Mayo Clinic has experienced recent growth of 3.7% in the number of Medicaid patients it treats and the health system’s uncompensated care costs associated with Medicaid patients has increased from $321 million in 2012 to $548 million in 2016.
- “If we don’t grow the commercially insured patients, we won’t have income at the end of the year to pay our staff, pay the pensions, and so on,” Noseworthy told Mayo Clinic employees.
The decision by Mayo Clinic to put privately insured patients ahead of Medicaid patients will likely fuel debate over access afforded to low-income individuals covered by the public health plan.

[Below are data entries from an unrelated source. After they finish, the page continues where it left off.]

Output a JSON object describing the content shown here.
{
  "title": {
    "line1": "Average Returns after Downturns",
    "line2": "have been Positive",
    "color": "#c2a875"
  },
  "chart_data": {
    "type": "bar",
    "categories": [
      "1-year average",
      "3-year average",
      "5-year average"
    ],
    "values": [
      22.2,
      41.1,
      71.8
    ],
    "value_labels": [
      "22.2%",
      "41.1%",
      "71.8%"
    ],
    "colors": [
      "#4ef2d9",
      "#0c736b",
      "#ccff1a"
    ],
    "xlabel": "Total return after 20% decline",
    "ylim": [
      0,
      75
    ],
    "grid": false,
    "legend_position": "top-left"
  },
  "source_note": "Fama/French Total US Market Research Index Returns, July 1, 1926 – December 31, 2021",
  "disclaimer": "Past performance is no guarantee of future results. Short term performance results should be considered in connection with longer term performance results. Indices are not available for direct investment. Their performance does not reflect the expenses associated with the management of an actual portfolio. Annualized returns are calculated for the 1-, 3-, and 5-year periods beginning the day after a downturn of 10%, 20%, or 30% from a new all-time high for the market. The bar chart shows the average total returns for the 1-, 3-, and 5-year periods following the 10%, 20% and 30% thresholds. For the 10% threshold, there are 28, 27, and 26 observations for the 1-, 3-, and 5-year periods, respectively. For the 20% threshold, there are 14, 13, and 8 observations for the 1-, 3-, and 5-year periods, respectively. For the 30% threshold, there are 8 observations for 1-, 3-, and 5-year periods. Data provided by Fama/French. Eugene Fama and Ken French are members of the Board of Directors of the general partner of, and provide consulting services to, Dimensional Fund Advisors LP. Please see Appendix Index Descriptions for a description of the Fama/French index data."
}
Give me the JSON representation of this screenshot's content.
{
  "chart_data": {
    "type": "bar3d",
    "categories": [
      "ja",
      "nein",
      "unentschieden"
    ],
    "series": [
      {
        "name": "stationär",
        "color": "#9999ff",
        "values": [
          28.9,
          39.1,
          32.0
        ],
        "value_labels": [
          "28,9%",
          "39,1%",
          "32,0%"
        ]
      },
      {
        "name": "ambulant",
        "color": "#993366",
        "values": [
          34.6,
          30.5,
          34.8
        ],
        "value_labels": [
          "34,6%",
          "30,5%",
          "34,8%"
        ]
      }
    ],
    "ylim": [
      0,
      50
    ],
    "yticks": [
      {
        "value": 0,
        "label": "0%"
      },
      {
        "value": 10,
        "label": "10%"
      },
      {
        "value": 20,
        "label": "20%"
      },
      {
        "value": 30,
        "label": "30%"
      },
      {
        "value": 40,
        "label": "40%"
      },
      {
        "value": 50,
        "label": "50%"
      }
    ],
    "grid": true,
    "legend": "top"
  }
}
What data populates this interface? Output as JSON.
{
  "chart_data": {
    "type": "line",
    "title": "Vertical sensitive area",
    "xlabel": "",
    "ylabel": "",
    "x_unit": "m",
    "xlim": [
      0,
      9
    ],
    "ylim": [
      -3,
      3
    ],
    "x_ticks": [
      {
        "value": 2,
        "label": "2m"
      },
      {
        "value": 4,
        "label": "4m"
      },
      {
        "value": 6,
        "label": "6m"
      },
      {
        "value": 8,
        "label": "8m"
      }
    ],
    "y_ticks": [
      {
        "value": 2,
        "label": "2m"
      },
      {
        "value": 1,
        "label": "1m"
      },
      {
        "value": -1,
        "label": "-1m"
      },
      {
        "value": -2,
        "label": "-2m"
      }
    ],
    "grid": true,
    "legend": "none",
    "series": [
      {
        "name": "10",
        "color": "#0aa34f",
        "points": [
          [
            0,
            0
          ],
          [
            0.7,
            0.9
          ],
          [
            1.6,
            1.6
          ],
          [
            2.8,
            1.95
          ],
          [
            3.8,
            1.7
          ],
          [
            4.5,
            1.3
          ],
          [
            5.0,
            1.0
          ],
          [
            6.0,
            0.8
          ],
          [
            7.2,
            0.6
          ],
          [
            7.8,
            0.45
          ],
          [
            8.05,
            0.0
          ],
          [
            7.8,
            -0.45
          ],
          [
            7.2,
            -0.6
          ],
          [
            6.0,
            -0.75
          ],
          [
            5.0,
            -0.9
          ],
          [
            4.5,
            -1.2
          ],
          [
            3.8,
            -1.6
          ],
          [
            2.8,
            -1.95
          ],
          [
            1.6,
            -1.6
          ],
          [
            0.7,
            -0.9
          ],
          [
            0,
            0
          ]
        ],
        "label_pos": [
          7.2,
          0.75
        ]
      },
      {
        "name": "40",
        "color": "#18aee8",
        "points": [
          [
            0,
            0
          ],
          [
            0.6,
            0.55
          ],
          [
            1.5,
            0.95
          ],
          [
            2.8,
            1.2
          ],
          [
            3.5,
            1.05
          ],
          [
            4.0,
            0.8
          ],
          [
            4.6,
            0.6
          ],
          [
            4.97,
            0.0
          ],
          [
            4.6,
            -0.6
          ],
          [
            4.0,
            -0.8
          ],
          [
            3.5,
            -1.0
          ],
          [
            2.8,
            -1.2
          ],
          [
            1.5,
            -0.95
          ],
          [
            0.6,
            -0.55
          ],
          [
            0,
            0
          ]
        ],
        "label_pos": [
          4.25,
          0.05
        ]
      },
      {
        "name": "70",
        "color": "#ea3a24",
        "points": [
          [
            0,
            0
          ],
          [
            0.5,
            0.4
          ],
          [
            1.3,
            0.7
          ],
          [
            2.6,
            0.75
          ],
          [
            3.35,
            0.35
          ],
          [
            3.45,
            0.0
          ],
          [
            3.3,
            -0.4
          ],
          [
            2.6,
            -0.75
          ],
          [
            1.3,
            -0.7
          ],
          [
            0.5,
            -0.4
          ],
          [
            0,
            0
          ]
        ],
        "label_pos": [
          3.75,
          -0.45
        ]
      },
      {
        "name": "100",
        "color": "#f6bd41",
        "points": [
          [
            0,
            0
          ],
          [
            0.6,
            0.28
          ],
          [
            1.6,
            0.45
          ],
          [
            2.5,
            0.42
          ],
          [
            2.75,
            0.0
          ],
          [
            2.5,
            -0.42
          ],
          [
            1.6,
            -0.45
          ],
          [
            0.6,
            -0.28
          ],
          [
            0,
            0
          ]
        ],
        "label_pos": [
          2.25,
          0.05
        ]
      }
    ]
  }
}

Medicaid critics argue doctors are less likely to accept new patients with Medicaid than with private insurance and that Medicaid patients typically have worse outcomes than privately insured patients. Avik Roy, a conservative health policy expert and president of the Foundation for Research on Equal Opportunity, collected evidence to back up these claims in a February report for Congress. “Access to a robust market for private coverage could significantly improve health outcomes for the poor, without increasing federal spending,” Roy wrote.
Arguments from the other side of the debate suggest that, even if Medicaid patients have less access and experience worse outcomes than privately insured patients, the public health plan is still better than no health plan at all. However, Roy claims in his report that Medicaid patients generally fare “no better than those with no insurance at all” when it comes to health outcomes.

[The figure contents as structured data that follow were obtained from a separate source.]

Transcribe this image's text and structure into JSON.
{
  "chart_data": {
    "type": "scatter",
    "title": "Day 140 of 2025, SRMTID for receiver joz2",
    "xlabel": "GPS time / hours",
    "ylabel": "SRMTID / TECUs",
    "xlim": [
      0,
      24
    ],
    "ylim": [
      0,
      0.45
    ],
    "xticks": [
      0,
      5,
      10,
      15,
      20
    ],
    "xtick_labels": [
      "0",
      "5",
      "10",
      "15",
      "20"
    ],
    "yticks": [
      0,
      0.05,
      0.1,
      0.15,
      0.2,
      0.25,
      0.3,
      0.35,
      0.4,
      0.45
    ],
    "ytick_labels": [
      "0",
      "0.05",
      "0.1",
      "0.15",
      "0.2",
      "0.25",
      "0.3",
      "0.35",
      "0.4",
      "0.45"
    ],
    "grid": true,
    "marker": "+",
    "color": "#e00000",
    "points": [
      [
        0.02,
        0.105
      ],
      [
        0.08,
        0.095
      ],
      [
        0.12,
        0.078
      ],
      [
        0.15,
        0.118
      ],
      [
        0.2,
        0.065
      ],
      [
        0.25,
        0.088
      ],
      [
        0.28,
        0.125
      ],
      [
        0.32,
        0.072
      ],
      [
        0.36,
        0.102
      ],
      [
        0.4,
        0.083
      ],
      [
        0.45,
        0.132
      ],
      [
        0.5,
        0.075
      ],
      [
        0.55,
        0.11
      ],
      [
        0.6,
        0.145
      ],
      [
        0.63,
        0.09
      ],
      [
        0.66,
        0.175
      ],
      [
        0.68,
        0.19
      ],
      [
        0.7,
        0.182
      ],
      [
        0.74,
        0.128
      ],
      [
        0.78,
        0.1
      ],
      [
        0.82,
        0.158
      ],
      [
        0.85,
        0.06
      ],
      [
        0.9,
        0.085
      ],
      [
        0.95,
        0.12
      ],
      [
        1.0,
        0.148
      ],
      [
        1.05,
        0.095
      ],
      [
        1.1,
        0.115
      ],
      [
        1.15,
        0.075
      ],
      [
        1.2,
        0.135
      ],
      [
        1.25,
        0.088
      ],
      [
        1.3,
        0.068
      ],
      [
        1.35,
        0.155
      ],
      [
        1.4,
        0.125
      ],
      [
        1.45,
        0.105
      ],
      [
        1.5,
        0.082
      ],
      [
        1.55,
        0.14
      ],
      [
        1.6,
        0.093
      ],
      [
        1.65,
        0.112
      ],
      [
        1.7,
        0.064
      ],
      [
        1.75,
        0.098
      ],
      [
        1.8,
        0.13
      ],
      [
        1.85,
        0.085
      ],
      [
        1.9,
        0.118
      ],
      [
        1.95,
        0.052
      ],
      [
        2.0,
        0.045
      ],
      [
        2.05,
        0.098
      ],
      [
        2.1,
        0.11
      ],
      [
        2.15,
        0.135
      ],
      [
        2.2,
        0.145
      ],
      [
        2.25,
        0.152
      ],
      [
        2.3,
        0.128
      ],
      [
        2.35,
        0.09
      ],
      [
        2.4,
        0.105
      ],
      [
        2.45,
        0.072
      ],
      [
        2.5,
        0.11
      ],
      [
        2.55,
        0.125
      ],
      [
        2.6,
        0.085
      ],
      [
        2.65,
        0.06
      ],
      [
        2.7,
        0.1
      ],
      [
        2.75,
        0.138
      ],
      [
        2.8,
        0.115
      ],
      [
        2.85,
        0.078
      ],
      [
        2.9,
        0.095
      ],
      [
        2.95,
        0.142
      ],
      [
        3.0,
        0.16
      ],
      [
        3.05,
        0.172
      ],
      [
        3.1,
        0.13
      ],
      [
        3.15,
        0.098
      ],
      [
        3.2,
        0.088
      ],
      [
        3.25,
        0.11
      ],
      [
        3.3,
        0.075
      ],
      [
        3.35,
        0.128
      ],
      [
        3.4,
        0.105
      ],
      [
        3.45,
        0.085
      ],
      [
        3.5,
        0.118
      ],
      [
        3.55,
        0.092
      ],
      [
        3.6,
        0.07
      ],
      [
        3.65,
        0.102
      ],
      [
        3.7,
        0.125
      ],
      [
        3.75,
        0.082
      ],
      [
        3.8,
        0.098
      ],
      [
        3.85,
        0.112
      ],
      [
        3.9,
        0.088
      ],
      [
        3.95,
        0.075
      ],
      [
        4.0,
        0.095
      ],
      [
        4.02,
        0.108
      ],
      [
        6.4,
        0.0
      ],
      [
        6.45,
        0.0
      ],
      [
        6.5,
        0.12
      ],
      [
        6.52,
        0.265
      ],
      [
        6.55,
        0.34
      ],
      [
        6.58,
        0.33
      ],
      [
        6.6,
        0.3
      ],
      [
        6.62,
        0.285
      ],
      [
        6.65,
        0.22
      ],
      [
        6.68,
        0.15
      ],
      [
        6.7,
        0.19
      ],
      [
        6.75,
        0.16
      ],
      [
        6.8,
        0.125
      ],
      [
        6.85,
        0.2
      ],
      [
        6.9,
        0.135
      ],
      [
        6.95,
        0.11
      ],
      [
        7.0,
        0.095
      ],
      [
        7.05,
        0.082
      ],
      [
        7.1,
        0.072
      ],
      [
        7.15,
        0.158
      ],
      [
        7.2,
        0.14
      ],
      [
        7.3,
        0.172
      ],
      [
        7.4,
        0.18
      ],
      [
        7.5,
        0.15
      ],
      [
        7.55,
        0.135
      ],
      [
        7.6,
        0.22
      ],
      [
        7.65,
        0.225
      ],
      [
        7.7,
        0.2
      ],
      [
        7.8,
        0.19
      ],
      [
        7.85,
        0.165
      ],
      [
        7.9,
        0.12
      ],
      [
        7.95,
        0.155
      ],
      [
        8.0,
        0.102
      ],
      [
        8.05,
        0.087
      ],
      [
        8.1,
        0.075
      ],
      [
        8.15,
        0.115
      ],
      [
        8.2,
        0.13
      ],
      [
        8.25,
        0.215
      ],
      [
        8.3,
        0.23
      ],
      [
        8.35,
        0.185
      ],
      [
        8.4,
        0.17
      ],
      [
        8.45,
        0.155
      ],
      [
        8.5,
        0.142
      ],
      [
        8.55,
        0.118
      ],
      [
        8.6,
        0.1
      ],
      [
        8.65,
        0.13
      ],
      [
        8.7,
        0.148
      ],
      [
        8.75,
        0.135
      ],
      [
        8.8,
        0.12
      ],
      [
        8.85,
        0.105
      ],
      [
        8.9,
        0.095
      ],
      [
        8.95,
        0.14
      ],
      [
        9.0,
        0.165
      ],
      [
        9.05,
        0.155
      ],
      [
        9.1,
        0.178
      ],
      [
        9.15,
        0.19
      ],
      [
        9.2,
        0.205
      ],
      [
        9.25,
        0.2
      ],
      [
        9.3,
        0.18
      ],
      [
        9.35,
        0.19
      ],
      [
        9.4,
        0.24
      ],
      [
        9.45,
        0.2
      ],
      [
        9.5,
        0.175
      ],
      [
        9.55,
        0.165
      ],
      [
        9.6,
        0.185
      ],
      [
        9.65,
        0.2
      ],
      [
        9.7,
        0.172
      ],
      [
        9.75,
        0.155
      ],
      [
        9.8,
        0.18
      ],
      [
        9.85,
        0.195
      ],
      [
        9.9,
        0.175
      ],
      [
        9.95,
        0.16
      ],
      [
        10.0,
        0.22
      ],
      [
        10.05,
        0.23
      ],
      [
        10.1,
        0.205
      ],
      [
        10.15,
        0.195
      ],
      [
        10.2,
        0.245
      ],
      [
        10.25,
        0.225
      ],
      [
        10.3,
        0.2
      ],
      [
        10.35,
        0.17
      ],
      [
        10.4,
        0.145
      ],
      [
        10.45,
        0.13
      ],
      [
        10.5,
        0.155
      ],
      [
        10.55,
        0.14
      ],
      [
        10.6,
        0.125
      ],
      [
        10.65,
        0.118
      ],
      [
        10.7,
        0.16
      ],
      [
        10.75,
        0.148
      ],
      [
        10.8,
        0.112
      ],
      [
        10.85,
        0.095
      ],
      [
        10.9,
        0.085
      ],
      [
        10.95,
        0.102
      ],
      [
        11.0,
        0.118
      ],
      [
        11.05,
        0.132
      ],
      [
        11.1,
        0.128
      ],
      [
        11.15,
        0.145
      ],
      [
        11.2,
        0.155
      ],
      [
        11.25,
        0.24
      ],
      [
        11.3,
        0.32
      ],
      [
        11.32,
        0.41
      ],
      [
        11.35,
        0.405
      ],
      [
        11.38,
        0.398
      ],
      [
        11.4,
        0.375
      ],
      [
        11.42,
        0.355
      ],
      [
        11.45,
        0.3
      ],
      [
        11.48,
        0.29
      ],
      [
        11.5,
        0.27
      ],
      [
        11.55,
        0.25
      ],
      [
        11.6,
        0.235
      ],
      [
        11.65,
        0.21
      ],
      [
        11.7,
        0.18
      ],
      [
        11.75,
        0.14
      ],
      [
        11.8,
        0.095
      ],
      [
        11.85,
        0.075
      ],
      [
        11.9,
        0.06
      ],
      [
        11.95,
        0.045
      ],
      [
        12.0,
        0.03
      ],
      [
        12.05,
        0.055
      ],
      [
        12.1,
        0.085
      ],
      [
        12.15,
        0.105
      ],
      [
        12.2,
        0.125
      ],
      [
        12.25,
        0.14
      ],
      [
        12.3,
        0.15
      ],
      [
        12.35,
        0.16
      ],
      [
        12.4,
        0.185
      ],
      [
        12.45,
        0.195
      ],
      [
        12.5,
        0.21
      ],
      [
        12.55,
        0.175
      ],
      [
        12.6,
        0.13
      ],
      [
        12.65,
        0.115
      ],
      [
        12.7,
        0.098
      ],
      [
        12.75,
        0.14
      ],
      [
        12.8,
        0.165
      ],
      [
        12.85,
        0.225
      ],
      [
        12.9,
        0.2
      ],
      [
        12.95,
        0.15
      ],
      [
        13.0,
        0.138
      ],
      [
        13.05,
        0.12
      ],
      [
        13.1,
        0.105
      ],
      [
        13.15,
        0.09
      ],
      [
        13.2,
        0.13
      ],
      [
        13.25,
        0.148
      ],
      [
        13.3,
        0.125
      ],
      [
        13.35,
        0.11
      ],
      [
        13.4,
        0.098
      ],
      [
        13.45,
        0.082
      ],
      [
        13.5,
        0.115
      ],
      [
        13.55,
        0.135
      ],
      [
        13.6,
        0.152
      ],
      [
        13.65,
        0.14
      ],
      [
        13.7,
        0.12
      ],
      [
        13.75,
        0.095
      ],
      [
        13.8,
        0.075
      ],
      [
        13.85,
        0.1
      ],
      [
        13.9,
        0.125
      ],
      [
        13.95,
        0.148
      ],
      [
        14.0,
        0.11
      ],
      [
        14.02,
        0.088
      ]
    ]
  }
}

While Medicaid critics can point to a body of evidence that lend credence to their arguments, Medicaid defenders can do the same. Several recent studies and surveys show high levels of satisfaction among those covered by Medicaid and similar levels of access to healthcare that privately insured patients enjoy.

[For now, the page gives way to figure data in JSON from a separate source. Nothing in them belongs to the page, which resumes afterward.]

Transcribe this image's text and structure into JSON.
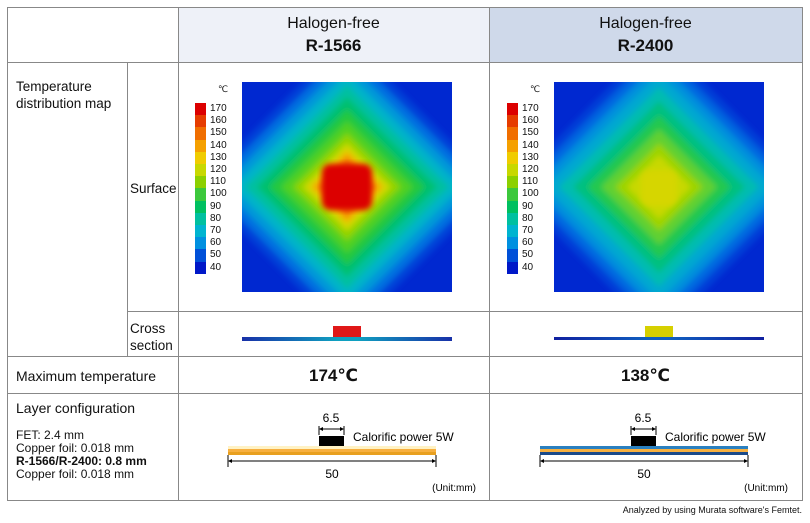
{
  "columns": [
    {
      "line1": "Halogen-free",
      "line2": "R-1566",
      "max_temp": "174℃",
      "hot_color": "#dc0000",
      "board_top": "#fff2c4",
      "board_mid": "#f7b040",
      "board_bot": "#e8a020"
    },
    {
      "line1": "Halogen-free",
      "line2": "R-2400",
      "max_temp": "138℃",
      "hot_color": "#d6d600",
      "board_top": "#2a80c0",
      "board_mid": "#f7b040",
      "board_bot": "#1a4a8a"
    }
  ],
  "rows": {
    "temp_map": {
      "line1": "Temperature",
      "line2": "distribution map"
    },
    "surface": "Surface",
    "cross": {
      "line1": "Cross",
      "line2": "section"
    },
    "max_temp": "Maximum temperature",
    "layer": {
      "title": "Layer configuration",
      "fet": "FET: 2.4 mm",
      "cu1": "Copper foil: 0.018 mm",
      "board": "R-1566/R-2400: 0.8 mm",
      "cu2": "Copper foil: 0.018 mm"
    }
  },
  "scale": {
    "unit": "℃",
    "ticks": [
      "170",
      "160",
      "150",
      "140",
      "130",
      "120",
      "110",
      "100",
      "90",
      "80",
      "70",
      "60",
      "50",
      "40"
    ],
    "colors": [
      "#dc0000",
      "#e63c00",
      "#f06e00",
      "#f5a000",
      "#f0cc00",
      "#c8d800",
      "#8cd000",
      "#3cc83c",
      "#00c060",
      "#00c0a0",
      "#00b4d0",
      "#0090e0",
      "#0050d8",
      "#0018c8"
    ]
  },
  "dims": {
    "fet_width": "6.5",
    "board_width": "50",
    "power": "Calorific power 5W",
    "unit": "(Unit:mm)"
  },
  "footer": "Analyzed by using Murata software's Femtet."
}
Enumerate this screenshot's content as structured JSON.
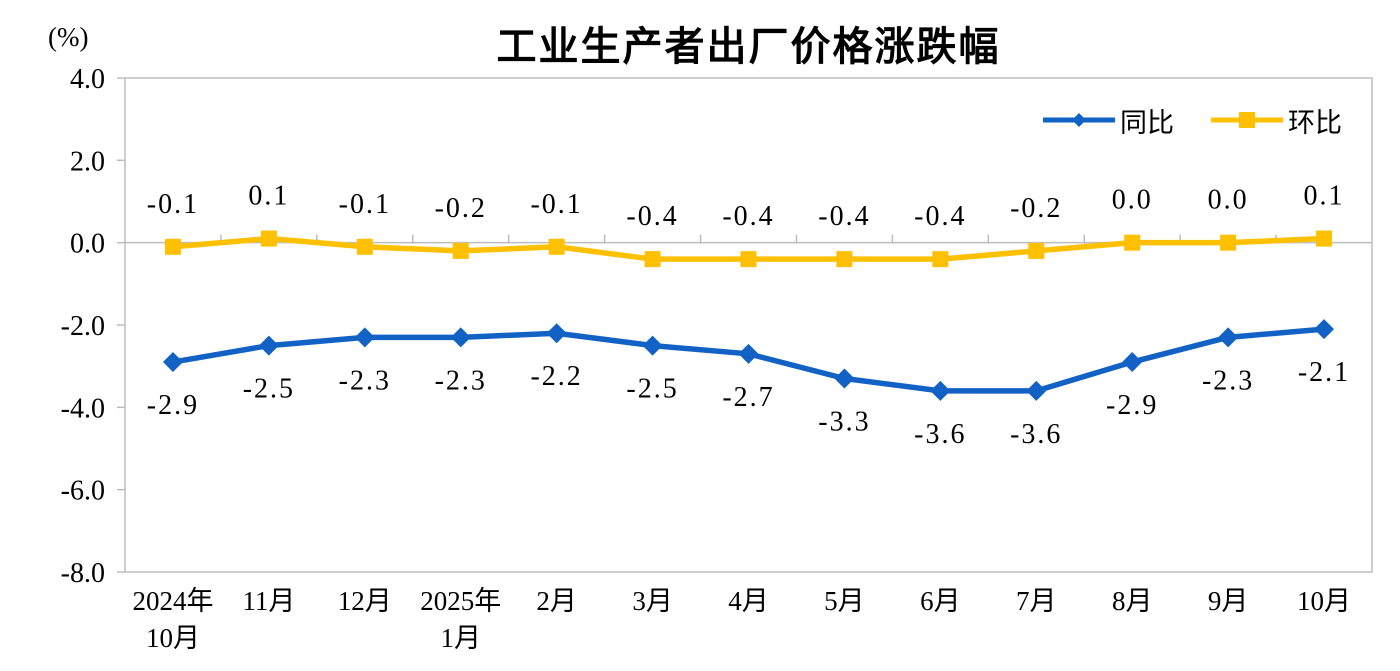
{
  "chart_data": {
    "type": "line",
    "title": "工业生产者出厂价格涨跌幅",
    "unit": "(%)",
    "categories": [
      "2024年\n10月",
      "11月",
      "12月",
      "2025年\n1月",
      "2月",
      "3月",
      "4月",
      "5月",
      "6月",
      "7月",
      "8月",
      "9月",
      "10月"
    ],
    "series": [
      {
        "name": "同比",
        "color": "#1262C6",
        "marker": "diamond",
        "values": [
          -2.9,
          -2.5,
          -2.3,
          -2.3,
          -2.2,
          -2.5,
          -2.7,
          -3.3,
          -3.6,
          -3.6,
          -2.9,
          -2.3,
          -2.1
        ],
        "labels": [
          "-2.9",
          "-2.5",
          "-2.3",
          "-2.3",
          "-2.2",
          "-2.5",
          "-2.7",
          "-3.3",
          "-3.6",
          "-3.6",
          "-2.9",
          "-2.3",
          "-2.1"
        ]
      },
      {
        "name": "环比",
        "color": "#FFC000",
        "marker": "square",
        "values": [
          -0.1,
          0.1,
          -0.1,
          -0.2,
          -0.1,
          -0.4,
          -0.4,
          -0.4,
          -0.4,
          -0.2,
          0.0,
          0.0,
          0.1
        ],
        "labels": [
          "-0.1",
          "0.1",
          "-0.1",
          "-0.2",
          "-0.1",
          "-0.4",
          "-0.4",
          "-0.4",
          "-0.4",
          "-0.2",
          "0.0",
          "0.0",
          "0.1"
        ]
      }
    ],
    "ylim": [
      -8,
      4
    ],
    "yticks": [
      4,
      2,
      0,
      -2,
      -4,
      -6,
      -8
    ],
    "ytick_labels": [
      "4.0",
      "2.0",
      "0.0",
      "-2.0",
      "-4.0",
      "-6.0",
      "-8.0"
    ],
    "grid": "zero-line-only",
    "legend_position": "top-right-inside",
    "axis_color": "#BDBDBD",
    "text_color": "#000000"
  }
}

Research published February 27 by JAMA Internal Medicine suggest appointment availability for Medicaid patients has actually increased since Medicaid expansion was implemented. Another study published online in August 2016 by JAMA Internal Medicine suggests Medicaid expansion has encouraged more patients to seek preventive care, to receive regular care for chronic conditions, and to take medications as prescribed. More than 70% of Medicaid patients have rated their coverage as good, very good, or excellent over the past three years, according to the Commonwealth Fund Affordable Care Act Tracking Survey.
Medicaid expansion occurred less than four years, which means researchers looking into its effects on access and outcomes have limited data available. However, the decision by Mayo Clinic indicates Medicaid expansion has placed additional pressure on health systems. Depending on how healthcare reform plays out, more health systems could follow the example set by Mayo Clinic.